Paired programming can be daunting to developers who have not done it before. The thought of some someone else looking over your shoulder whilst you work can be met with resistance. And yet the benefits of the transparency that paired programming brings are well documented.

B2B organisations display similar traits to the developer who is resistant to paired programming. They don’t want anyone looking over their shoulders until they are comfortable with what they are doing. And that includes customers. In my experience, the bigger the “B” and the smaller the “2B” the harder it is to gain access to the people we are developing the product for.

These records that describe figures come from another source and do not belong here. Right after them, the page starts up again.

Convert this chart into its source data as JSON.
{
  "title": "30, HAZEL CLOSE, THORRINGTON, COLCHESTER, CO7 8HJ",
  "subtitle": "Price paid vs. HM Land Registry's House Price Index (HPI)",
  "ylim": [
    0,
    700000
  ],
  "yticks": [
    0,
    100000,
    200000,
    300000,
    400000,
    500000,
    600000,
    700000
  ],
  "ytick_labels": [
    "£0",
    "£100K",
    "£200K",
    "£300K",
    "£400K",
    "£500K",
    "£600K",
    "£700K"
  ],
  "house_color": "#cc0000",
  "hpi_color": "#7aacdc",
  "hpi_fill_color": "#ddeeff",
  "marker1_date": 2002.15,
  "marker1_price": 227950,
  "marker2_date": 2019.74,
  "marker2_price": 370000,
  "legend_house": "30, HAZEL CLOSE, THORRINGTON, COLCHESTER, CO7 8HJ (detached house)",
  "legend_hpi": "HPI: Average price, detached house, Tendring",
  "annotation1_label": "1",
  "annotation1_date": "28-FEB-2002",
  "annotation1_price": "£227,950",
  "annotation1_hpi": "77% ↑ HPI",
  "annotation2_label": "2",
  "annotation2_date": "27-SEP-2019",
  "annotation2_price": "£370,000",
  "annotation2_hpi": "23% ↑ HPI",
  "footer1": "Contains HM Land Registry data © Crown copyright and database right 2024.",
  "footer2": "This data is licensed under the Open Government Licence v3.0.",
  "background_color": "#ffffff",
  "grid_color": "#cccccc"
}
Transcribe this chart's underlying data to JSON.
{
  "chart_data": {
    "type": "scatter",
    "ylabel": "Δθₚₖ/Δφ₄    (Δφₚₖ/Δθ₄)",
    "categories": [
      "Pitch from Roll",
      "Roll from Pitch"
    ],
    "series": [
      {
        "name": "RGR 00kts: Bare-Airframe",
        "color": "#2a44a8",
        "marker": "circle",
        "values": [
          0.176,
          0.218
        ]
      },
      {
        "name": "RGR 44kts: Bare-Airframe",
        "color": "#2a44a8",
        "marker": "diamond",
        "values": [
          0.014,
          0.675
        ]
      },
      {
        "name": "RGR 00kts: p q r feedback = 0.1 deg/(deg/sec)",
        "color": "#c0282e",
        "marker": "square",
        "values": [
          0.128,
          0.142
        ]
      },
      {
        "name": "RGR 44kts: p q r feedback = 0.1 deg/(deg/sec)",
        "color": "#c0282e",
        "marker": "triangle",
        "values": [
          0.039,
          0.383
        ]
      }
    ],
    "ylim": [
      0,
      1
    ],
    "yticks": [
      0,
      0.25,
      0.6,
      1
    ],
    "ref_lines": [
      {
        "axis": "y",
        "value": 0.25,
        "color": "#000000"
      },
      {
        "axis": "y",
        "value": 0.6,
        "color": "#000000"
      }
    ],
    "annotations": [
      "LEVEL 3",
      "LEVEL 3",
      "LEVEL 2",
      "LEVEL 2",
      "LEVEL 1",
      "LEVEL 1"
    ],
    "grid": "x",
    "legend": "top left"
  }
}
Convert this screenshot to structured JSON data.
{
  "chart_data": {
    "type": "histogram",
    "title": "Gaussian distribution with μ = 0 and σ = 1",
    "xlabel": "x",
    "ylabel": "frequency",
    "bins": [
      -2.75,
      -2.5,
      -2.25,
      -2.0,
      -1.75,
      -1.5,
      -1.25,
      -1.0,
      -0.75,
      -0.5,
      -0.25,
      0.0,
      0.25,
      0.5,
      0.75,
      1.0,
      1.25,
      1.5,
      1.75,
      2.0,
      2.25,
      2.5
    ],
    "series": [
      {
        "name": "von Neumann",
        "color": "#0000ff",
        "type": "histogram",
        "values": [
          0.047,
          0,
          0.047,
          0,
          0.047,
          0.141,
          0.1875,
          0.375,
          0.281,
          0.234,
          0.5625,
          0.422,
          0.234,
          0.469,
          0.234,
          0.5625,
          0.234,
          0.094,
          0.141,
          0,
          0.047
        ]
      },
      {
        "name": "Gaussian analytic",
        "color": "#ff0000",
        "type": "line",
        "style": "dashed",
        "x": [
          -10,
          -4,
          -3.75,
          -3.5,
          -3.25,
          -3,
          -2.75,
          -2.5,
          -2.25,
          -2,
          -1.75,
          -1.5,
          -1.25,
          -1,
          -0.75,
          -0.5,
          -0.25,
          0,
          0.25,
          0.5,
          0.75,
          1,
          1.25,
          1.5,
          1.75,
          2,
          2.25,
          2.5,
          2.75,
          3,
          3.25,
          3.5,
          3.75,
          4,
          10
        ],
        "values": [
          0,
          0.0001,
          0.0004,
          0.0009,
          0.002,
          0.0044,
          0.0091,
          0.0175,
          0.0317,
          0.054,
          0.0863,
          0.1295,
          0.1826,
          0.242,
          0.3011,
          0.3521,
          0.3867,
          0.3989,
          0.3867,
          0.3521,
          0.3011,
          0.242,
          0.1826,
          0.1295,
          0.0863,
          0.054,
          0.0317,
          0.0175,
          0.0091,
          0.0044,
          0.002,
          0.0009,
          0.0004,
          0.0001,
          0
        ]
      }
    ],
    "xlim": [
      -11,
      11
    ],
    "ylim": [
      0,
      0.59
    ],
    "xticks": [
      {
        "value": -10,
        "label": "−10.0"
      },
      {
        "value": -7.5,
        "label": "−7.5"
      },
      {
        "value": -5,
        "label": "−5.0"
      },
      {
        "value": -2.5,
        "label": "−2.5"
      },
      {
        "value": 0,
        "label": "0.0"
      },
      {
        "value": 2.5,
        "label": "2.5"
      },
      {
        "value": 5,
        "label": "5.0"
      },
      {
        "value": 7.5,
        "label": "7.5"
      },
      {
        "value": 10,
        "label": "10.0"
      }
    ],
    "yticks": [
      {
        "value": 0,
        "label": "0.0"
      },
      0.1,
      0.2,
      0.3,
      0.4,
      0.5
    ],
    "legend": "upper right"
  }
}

It’s not like this in the B2C world, where organisations understand the need to talk to their customers, to do market research, to test propositions. In the B2B world, organisations become far more protective. There is a fear that if we talk to our customers we will be making promises that we cannot keep. We will be building expectations that will inevitably be broken. In the B2C world you can show what you like to customers, if the final product bears no resemblance to the ideas we’ve tested in focus groups it doesn’t matter. The conversation with the customer is part of the process. We do not assume any “customer memory,” indeed the fact that we have explored different ideas and propositions with customers is seen as a positive; it can feature in the PR associated with the product release. If you release a product to market that looks nothing like what you’d explored in early focus groups it really doesn’t matter. You are selling to a segment that is bigger than a focus group of 12. But what if you customer base is small. What if there is a customer memory, that the people you test propositions with are the people we depend on selling to. The people who will keep us in business. In such a scenario it is understandable why you become protective of your ideas and fear saying anything to your customers until you are confident that you can deliver it. Trouble is, by that stage it may be too late. You are committed to a path of action that can be costly to change. What is required is some transparency and honesty; creating a dialogue as early as possible.

So here is the challenge for B2B organisations with a small, high value customer base. Open yourselves up. Be honest, open and transparent. Web 2.0 is all about collaboration and social networking. That shouldn’t just be about me sharing my photos on flickr, my videos on YouTube, my bookmarks on delicious. Product managers should be blogging about what is happening on the product they are developing for their customers. Customers should be commenting on the progress that is being made; they should have a direct channel to the development team, not via layers of corporate Chinese whispers. Here’s a challenge to the business in B2B organisations; get blogging. Stop fearing your customers and worrying about failing to meet what you perceive them to expect. Once you are transparent to your customers and proactively manage their expectations you can venture on a more successful and profitable journey as partners, not as adversaries.